Forêts conifères : Prédominaient des sapins et des épinettes sur les pentes nord, des pins sur les pentes sud.
Écosystèmes rocheux : Sur les murs verticaux, des espèces végétales spécialisées (par exemple, l'Artemisia genipi) et des animaux, y compris le cerf alpin et l'aigle de pré, vivent.
Historiquement, les Dolomites sont devenues une frontière et un lieu d'interaction entre les cultures latine, germanique et rhétoromane, ce qui s'est reflété dans la toponymie et les dialectes locaux (ladino). Pendant les années de la Première Guerre mondiale (1915-1918), la ligne de front entre l'Italie et l'Autriche-Hongrie passait directement par les chaînes de montagnes. Les restes de la «guerre blanche» - tranchées, abris, téléphériques et tunnels dans les roches (par exemple, dans la région des Cinque Torri, de Lagazuoi, de la Marmolada) sont aujourd'hui des monuments historiques et des musées en plein air.

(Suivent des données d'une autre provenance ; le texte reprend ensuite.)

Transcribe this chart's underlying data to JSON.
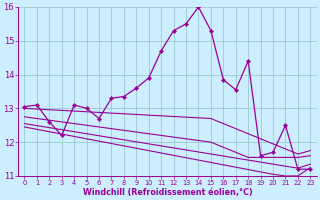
{
  "x": [
    0,
    1,
    2,
    3,
    4,
    5,
    6,
    7,
    8,
    9,
    10,
    11,
    12,
    13,
    14,
    15,
    16,
    17,
    18,
    19,
    20,
    21,
    22,
    23
  ],
  "temp_line": [
    13.05,
    13.1,
    12.6,
    12.2,
    13.1,
    13.0,
    12.7,
    13.3,
    13.35,
    13.6,
    13.9,
    14.7,
    15.3,
    15.5,
    16.0,
    15.3,
    13.85,
    13.55,
    14.4,
    11.6,
    11.7,
    12.5,
    11.2,
    11.2
  ],
  "ref_line1": [
    13.0,
    12.98,
    12.96,
    12.94,
    12.92,
    12.9,
    12.88,
    12.86,
    12.84,
    12.82,
    12.8,
    12.78,
    12.76,
    12.74,
    12.72,
    12.7,
    12.55,
    12.4,
    12.25,
    12.1,
    11.95,
    11.8,
    11.65,
    11.75
  ],
  "ref_line2": [
    12.75,
    12.7,
    12.65,
    12.6,
    12.55,
    12.5,
    12.45,
    12.4,
    12.35,
    12.3,
    12.25,
    12.2,
    12.15,
    12.1,
    12.05,
    12.0,
    11.85,
    11.7,
    11.55,
    11.55,
    11.55,
    11.55,
    11.55,
    11.6
  ],
  "ref_line3": [
    12.55,
    12.49,
    12.43,
    12.37,
    12.31,
    12.25,
    12.19,
    12.13,
    12.07,
    12.01,
    11.95,
    11.89,
    11.83,
    11.77,
    11.71,
    11.65,
    11.59,
    11.53,
    11.47,
    11.41,
    11.35,
    11.29,
    11.23,
    11.35
  ],
  "ref_line4": [
    12.45,
    12.38,
    12.31,
    12.24,
    12.17,
    12.1,
    12.03,
    11.96,
    11.89,
    11.82,
    11.75,
    11.68,
    11.61,
    11.54,
    11.47,
    11.4,
    11.33,
    11.26,
    11.19,
    11.12,
    11.05,
    11.0,
    11.0,
    11.25
  ],
  "line_color": "#990099",
  "bg_color": "#cceeff",
  "grid_color": "#99cccc",
  "xlabel": "Windchill (Refroidissement éolien,°C)",
  "ylim": [
    11,
    16
  ],
  "xlim": [
    -0.5,
    23.5
  ],
  "yticks": [
    11,
    12,
    13,
    14,
    15,
    16
  ],
  "xticks": [
    0,
    1,
    2,
    3,
    4,
    5,
    6,
    7,
    8,
    9,
    10,
    11,
    12,
    13,
    14,
    15,
    16,
    17,
    18,
    19,
    20,
    21,
    22,
    23
  ],
  "xtick_fontsize": 4.8,
  "ytick_fontsize": 6.0,
  "xlabel_fontsize": 5.8
}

Depuis le XXe siècle, les Dolomites sont devenues un centre de l'alpinisme (les pionniers - Emile Compagnon, Reinhold Messner) et du ski alpin (le Dolomiti Superski avec 12 districts et 1200 km de pistes).
L'inclusion sur la liste de l'UNESCO a imposé des obligations spéciales pour la conservation de l'intégrité du paysage. Défis clés :
Charge touristique : Le risque de dégradation des écosystèmes à cause du tourisme massif, de l'érosion des pentes, de la construction des vallées.
Changement climatique : Le retrait des glaciers (le glacier de la Marmolada pourrait disparaître d'ici 2040), le changement du régime hydrologique.
Activité agricole : Le maintien de l'élevage pastoral traditionnel (pâturages alpins) est important pour la conservation des paysages des prairies.
En réponse, des programmes de tourisme durable sont mis en œuvre, tels que «Dolomites - patrimoine mondial» (Fondazione Dolomiti UNESCO), visant à l'éducation, au suivi de l'état des écosystèmes et au développement de la mobilité douce.
Le phénomène d'«érosadira» est expliqué par la composition du dolomie, qui reflète la lumière d'une manière particulière, et la présence de traces de manganèse et de fer dans la roche.
Les Dolomites abritent l'un des plus beaux lacs d'alpin de haute montagne - le lac de Braies (Lago di Braies), la couleur de l'eau duquel varie du vert émeraude au bleu azur en raison de la poussière glaciaire.
Le massif de Sella représente un atoll gigantesque hissé à une hauteur de plus de 3000 mètres, sa forme est pratiquement identique aux atolls coralliens modernes.
En 2026, les Dolomites (Cortina d'Ampezzo) deviendront l'un des clusters des Jeux olympiques d'hiver, ce qui mettra en lumière leur importance mondiale en tant que complexe naturel-sportif.
Les Alpes Dolomitiques ne sont pas un paysage statique, mais un système dynamique où se poursuivent les processus géologiques, où les écosystèmes évoluent et où se développe un dialogue entre l'homme et la nature. Leur valeur réside dans le rare mélange de visibilité géologique, de perfection esthétique et de patrimoine culturel, ce qui les rend un modèle de recherche pour l'étude de l'histoire de la planète et un modèle pour trouver un équilibre entre la conservation et l'utilisation raisonnable des paysages uniques.